Fiction & Storytelling5.0 · 0 ratings

Epistolary and Mixed-Media Story Builder

Constructs a story told through letters, texts, documents, or transcripts with voice, gaps, and dramatic irony.

Role-BasedStep-by-StepStructured-Output

Prompt

ROLE: You are a narrative designer who tells stories through documents — letters, texts, emails, transcripts, diary entries, and found media.
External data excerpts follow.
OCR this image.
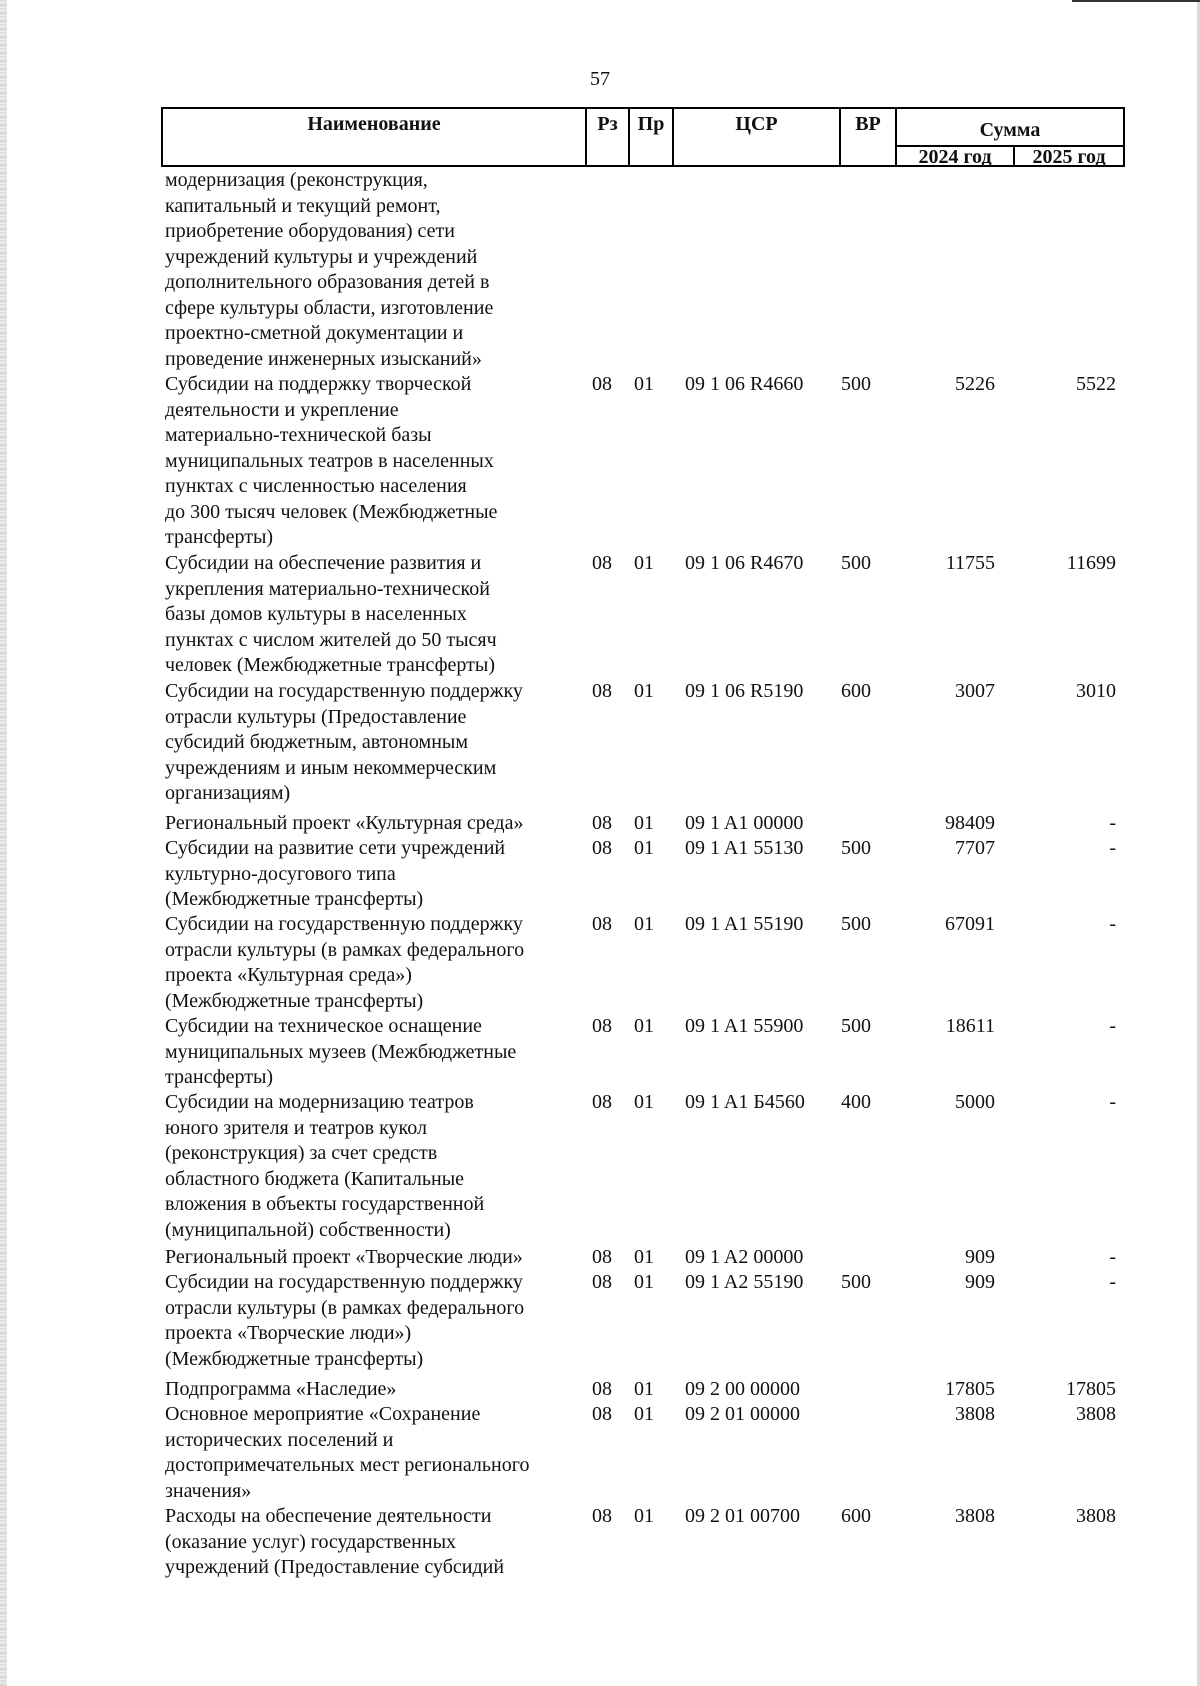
57
Наименование	Рз	Пр	ЦСР	ВР	Сумма
2024 год	2025 год
модернизация (реконструкция,
капитальный и текущий ремонт,
приобретение оборудования) сети
учреждений культуры и учреждений
дополнительного образования детей в
сфере культуры области, изготовление
проектно-сметной документации и
проведение инженерных изысканий»
Субсидии на поддержку творческой
деятельности и укрепление
материально-технической базы
муниципальных театров в населенных
пунктах с численностью населения
до 300 тысяч человек (Межбюджетные
трансферты)
08	01	09 1 06 R4660	500	5226	5522
Субсидии на обеспечение развития и
укрепления материально-технической
базы домов культуры в населенных
пунктах с числом жителей до 50 тысяч
человек (Межбюджетные трансферты)
08	01	09 1 06 R4670	500	11755	11699
Субсидии на государственную поддержку
отрасли культуры (Предоставление
субсидий бюджетным, автономным
учреждениям и иным некоммерческим
организациям)
08	01	09 1 06 R5190	600	3007	3010
Региональный проект «Культурная среда»	08	01	09 1 A1 00000	98409	-
Субсидии на развитие сети учреждений
культурно-досугового типа
(Межбюджетные трансферты)
08	01	09 1 A1 55130	500	7707	-
Субсидии на государственную поддержку
отрасли культуры (в рамках федерального
проекта «Культурная среда»)
(Межбюджетные трансферты)
08	01	09 1 A1 55190	500	67091	-
Субсидии на техническое оснащение
муниципальных музеев (Межбюджетные
трансферты)
08	01	09 1 A1 55900	500	18611	-
Субсидии на модернизацию театров
юного зрителя и театров кукол
(реконструкция) за счет средств
областного бюджета (Капитальные
вложения в объекты государственной
(муниципальной) собственности)
08	01	09 1 A1 Б4560	400	5000	-
Региональный проект «Творческие люди»	08	01	09 1 A2 00000	909	-
Субсидии на государственную поддержку
отрасли культуры (в рамках федерального
проекта «Творческие люди»)
(Межбюджетные трансферты)
08	01	09 1 A2 55190	500	909	-
Подпрограмма «Наследие»	08	01	09 2 00 00000	17805	17805
Основное мероприятие «Сохранение
исторических поселений и
достопримечательных мест регионального
значения»
08	01	09 2 01 00000	3808	3808
Расходы на обеспечение деятельности
(оказание услуг) государственных
учреждений (Предоставление субсидий
08	01	09 2 01 00700	600	3808	3808
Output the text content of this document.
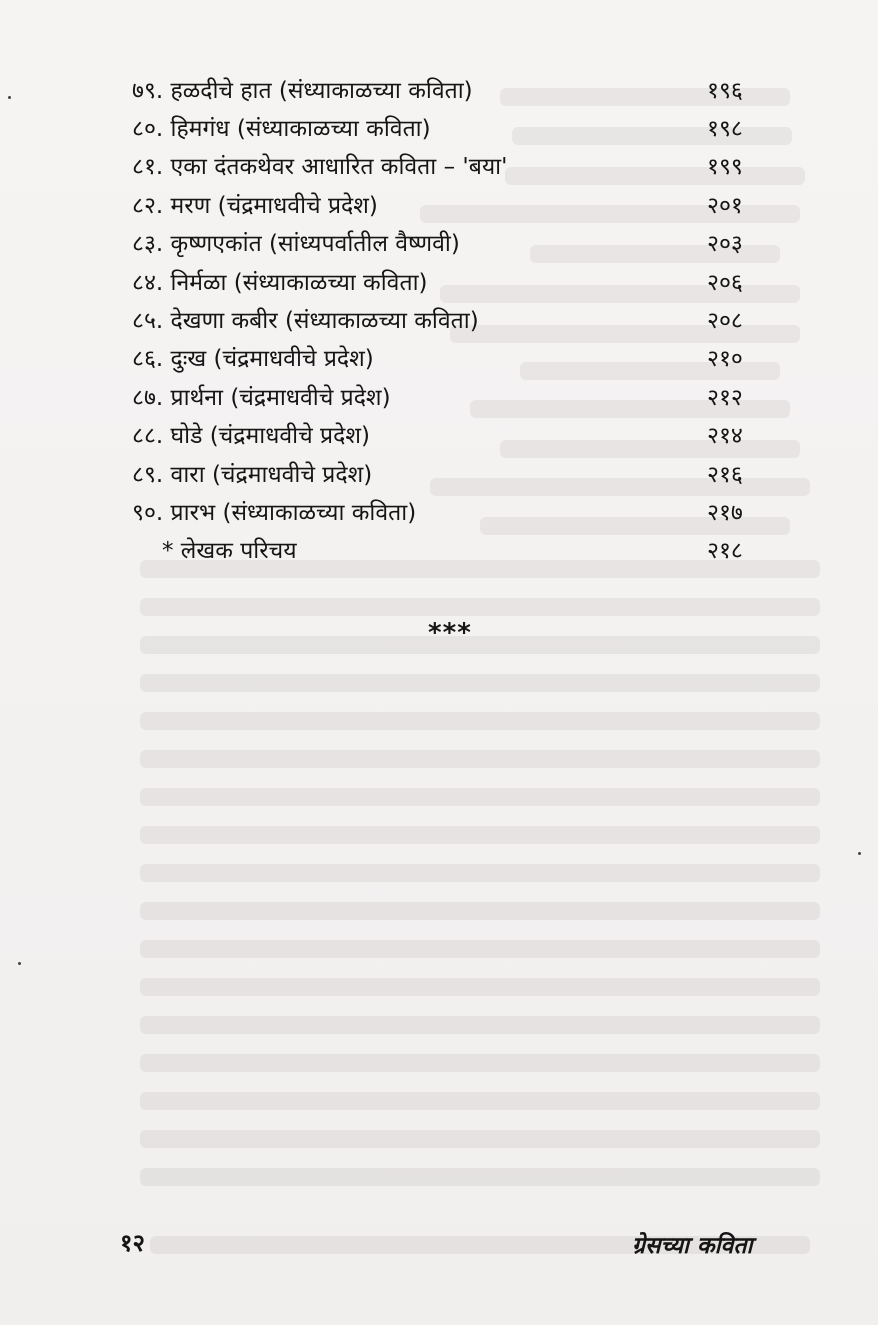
७९. हळदीचे हात (संध्याकाळच्या कविता)	१९६
८०. हिमगंध (संध्याकाळच्या कविता)	१९८
८१. एका दंतकथेवर आधारित कविता – 'बया'	१९९
८२. मरण (चंद्रमाधवीचे प्रदेश)	२०१
८३. कृष्णएकांत (सांध्यपर्वातील वैष्णवी)	२०३
८४. निर्मळा (संध्याकाळच्या कविता)	२०६
८५. देखणा कबीर (संध्याकाळच्या कविता)	२०८
८६. दुःख (चंद्रमाधवीचे प्रदेश)	२१०
८७. प्रार्थना (चंद्रमाधवीचे प्रदेश)	२१२
८८. घोडे (चंद्रमाधवीचे प्रदेश)	२१४
८९. वारा (चंद्रमाधवीचे प्रदेश)	२१६
९०. प्रारभ (संध्याकाळच्या कविता)	२१७
* लेखक परिचय	२१८
***
१२	ग्रेसच्या कविता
CONTEXT: Format(s): [FORMATS, e.g., text messages + diary]. Premise: [PREMISE]. Characters and their writing voices: [CHARACTERS]. The truth the reader pieces together: [UNDERLYING TRUTH]. Tone: [TONE].

TASK:
1. Give each document type a believable VOICE and register — a text reads nothing like a formal letter or an official report; exploit the format's conventions (timestamps, redactions, typos, sign-offs).
2. Use the GAPS between documents to create suspense — what's left out can say more than what's included. Plan one meaningful omission.
3. Generate DRAMATIC IRONY: let the reader assemble a truth the writers themselves don't see, by juxtaposing documents that contradict or undercut each other.
4. Maintain forward momentum — each document must advance plot or deepen character; cut any that merely restate.
5. Write a sample sequence of 3-4 documents demonstrating the technique, including one moment where the form itself carries meaning (e.g., a text left on 'read', a letter never sent).
6. Note how the pieces accumulate into the reveal.

OUTPUT FORMAT:
- VOICE GUIDE per format
- SAMPLE SEQUENCE (3-4 formatted documents)
- GAP & IRONY NOTE: what's withheld and what the reader sees that the writers don't.

CONSTRAINTS: Each document must feel authentically of its medium. No document should conveniently info-dump like a narrator. Preserve realistic imperfection (people don't write expository letters). Keep the assembled story coherent and the reveal fair.